Crossing a river
One thing is for sure when you go hiking in Iceland and that’s that you’ll not get far without coming to the first stream. Usually they’re little brooks, which are good to get a fresh drink from. On the other hand, they can be large rivers and you will need to wade them, in which case you should bear some things in mind:
- Rivers often have less volume earlier in the day, so organising hiking trips accordingly is not a bad idea.
- Look around for suitable locations to ford. Be aware that places that are good for crossing with jeeps are seldom good for crossing on foot.
- Look for meanders in the river which are places where there is loose gravel and sand and the current dies down as the river expands.
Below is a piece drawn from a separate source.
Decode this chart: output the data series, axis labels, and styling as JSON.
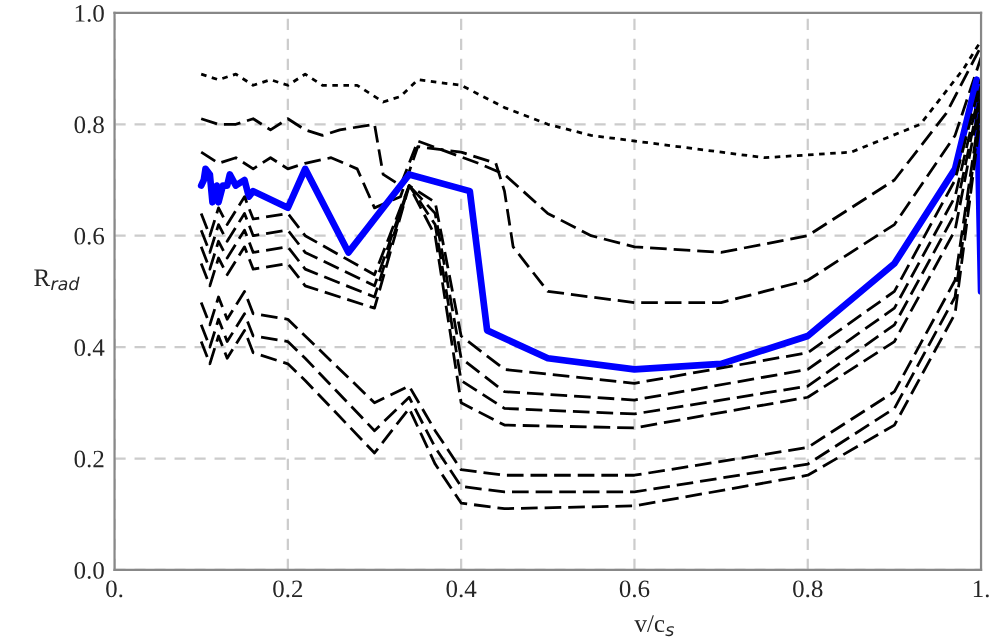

- Meanders are usually the best location you’ll find for fording a river though the river may be wider there.
- Preferably wade the river with two or three other people at a time by clasping arms together at the elbows.
- Loosen any straps on backpacks and be sure not to have anything tied tight that could complicate things if you or someone else might fall.
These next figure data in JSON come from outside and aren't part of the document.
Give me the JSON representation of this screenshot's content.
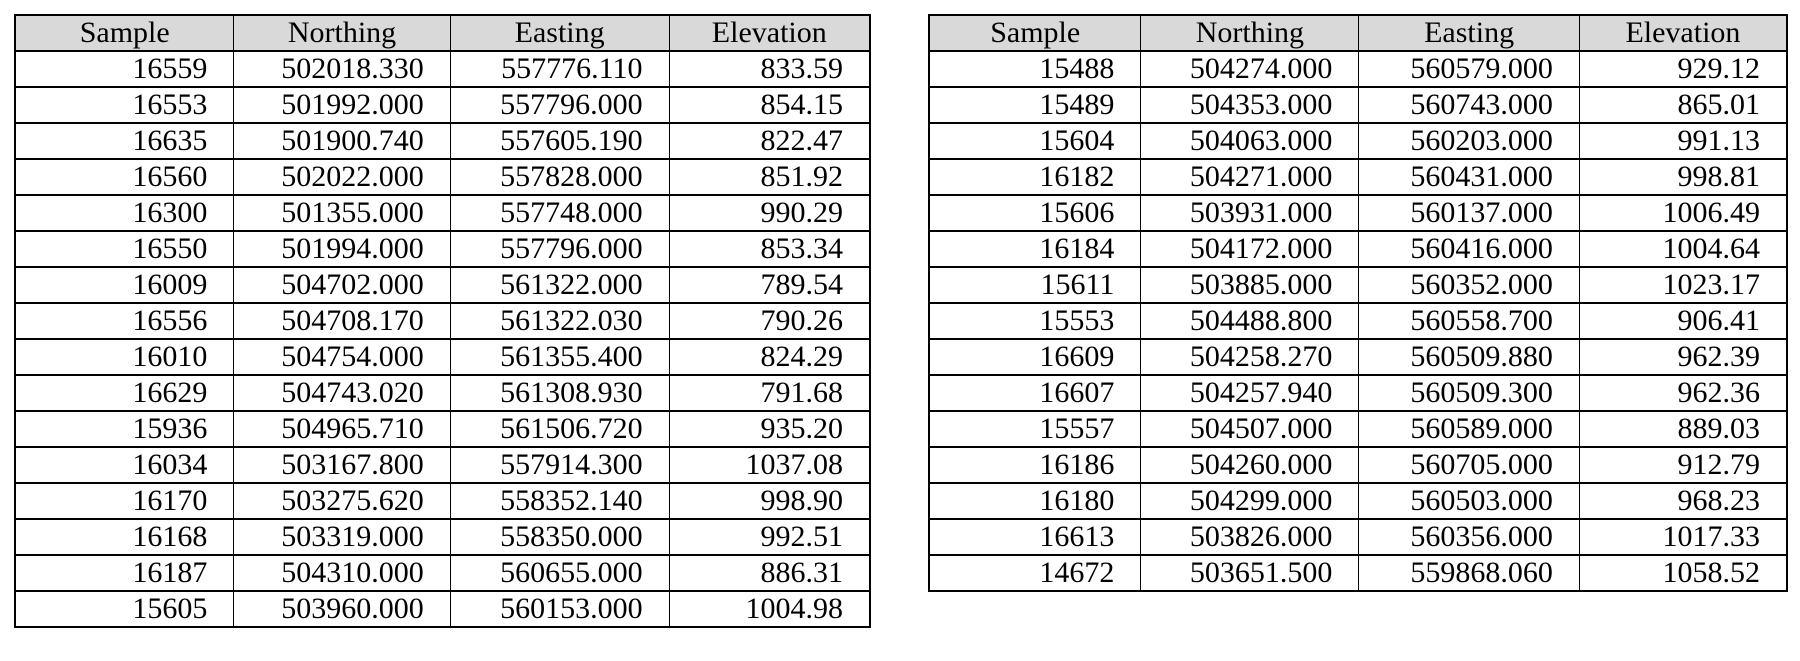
{
  "style": {
    "header_bg": "#d9d9d9",
    "border_color": "#000000",
    "text_color": "#000000",
    "page_background": "#ffffff"
  },
  "tables": [
    {
      "id": "sample-table-left",
      "columns": [
        "Sample",
        "Northing",
        "Easting",
        "Elevation"
      ],
      "rows": [
        [
          "16559",
          "502018.330",
          "557776.110",
          "833.59"
        ],
        [
          "16553",
          "501992.000",
          "557796.000",
          "854.15"
        ],
        [
          "16635",
          "501900.740",
          "557605.190",
          "822.47"
        ],
        [
          "16560",
          "502022.000",
          "557828.000",
          "851.92"
        ],
        [
          "16300",
          "501355.000",
          "557748.000",
          "990.29"
        ],
        [
          "16550",
          "501994.000",
          "557796.000",
          "853.34"
        ],
        [
          "16009",
          "504702.000",
          "561322.000",
          "789.54"
        ],
        [
          "16556",
          "504708.170",
          "561322.030",
          "790.26"
        ],
        [
          "16010",
          "504754.000",
          "561355.400",
          "824.29"
        ],
        [
          "16629",
          "504743.020",
          "561308.930",
          "791.68"
        ],
        [
          "15936",
          "504965.710",
          "561506.720",
          "935.20"
        ],
        [
          "16034",
          "503167.800",
          "557914.300",
          "1037.08"
        ],
        [
          "16170",
          "503275.620",
          "558352.140",
          "998.90"
        ],
        [
          "16168",
          "503319.000",
          "558350.000",
          "992.51"
        ],
        [
          "16187",
          "504310.000",
          "560655.000",
          "886.31"
        ],
        [
          "15605",
          "503960.000",
          "560153.000",
          "1004.98"
        ]
      ]
    },
    {
      "id": "sample-table-right",
      "columns": [
        "Sample",
        "Northing",
        "Easting",
        "Elevation"
      ],
      "rows": [
        [
          "15488",
          "504274.000",
          "560579.000",
          "929.12"
        ],
        [
          "15489",
          "504353.000",
          "560743.000",
          "865.01"
        ],
        [
          "15604",
          "504063.000",
          "560203.000",
          "991.13"
        ],
        [
          "16182",
          "504271.000",
          "560431.000",
          "998.81"
        ],
        [
          "15606",
          "503931.000",
          "560137.000",
          "1006.49"
        ],
        [
          "16184",
          "504172.000",
          "560416.000",
          "1004.64"
        ],
        [
          "15611",
          "503885.000",
          "560352.000",
          "1023.17"
        ],
        [
          "15553",
          "504488.800",
          "560558.700",
          "906.41"
        ],
        [
          "16609",
          "504258.270",
          "560509.880",
          "962.39"
        ],
        [
          "16607",
          "504257.940",
          "560509.300",
          "962.36"
        ],
        [
          "15557",
          "504507.000",
          "560589.000",
          "889.03"
        ],
        [
          "16186",
          "504260.000",
          "560705.000",
          "912.79"
        ],
        [
          "16180",
          "504299.000",
          "560503.000",
          "968.23"
        ],
        [
          "16613",
          "503826.000",
          "560356.000",
          "1017.33"
        ],
        [
          "14672",
          "503651.500",
          "559868.060",
          "1058.52"
        ]
      ]
    }
  ]
}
- It’s best to have special wading shoes as it is not wise to cross barefoot – this can increase the likelihood of a fall.
- Before fording, it’s smart to decide on a spot farther down the river where everyone will go to if someone might unfortunately fall.
- If you fall, roll onto your back, keep your feet in front of you and trudge to the place – or near to it – that was previously decided upon.
When planning your hiking trip get information about rivers, if they are possible to cross on foot and then what time is best and etc. Never cross a river unless you are 100% sure of how to do it and feel safe doing it.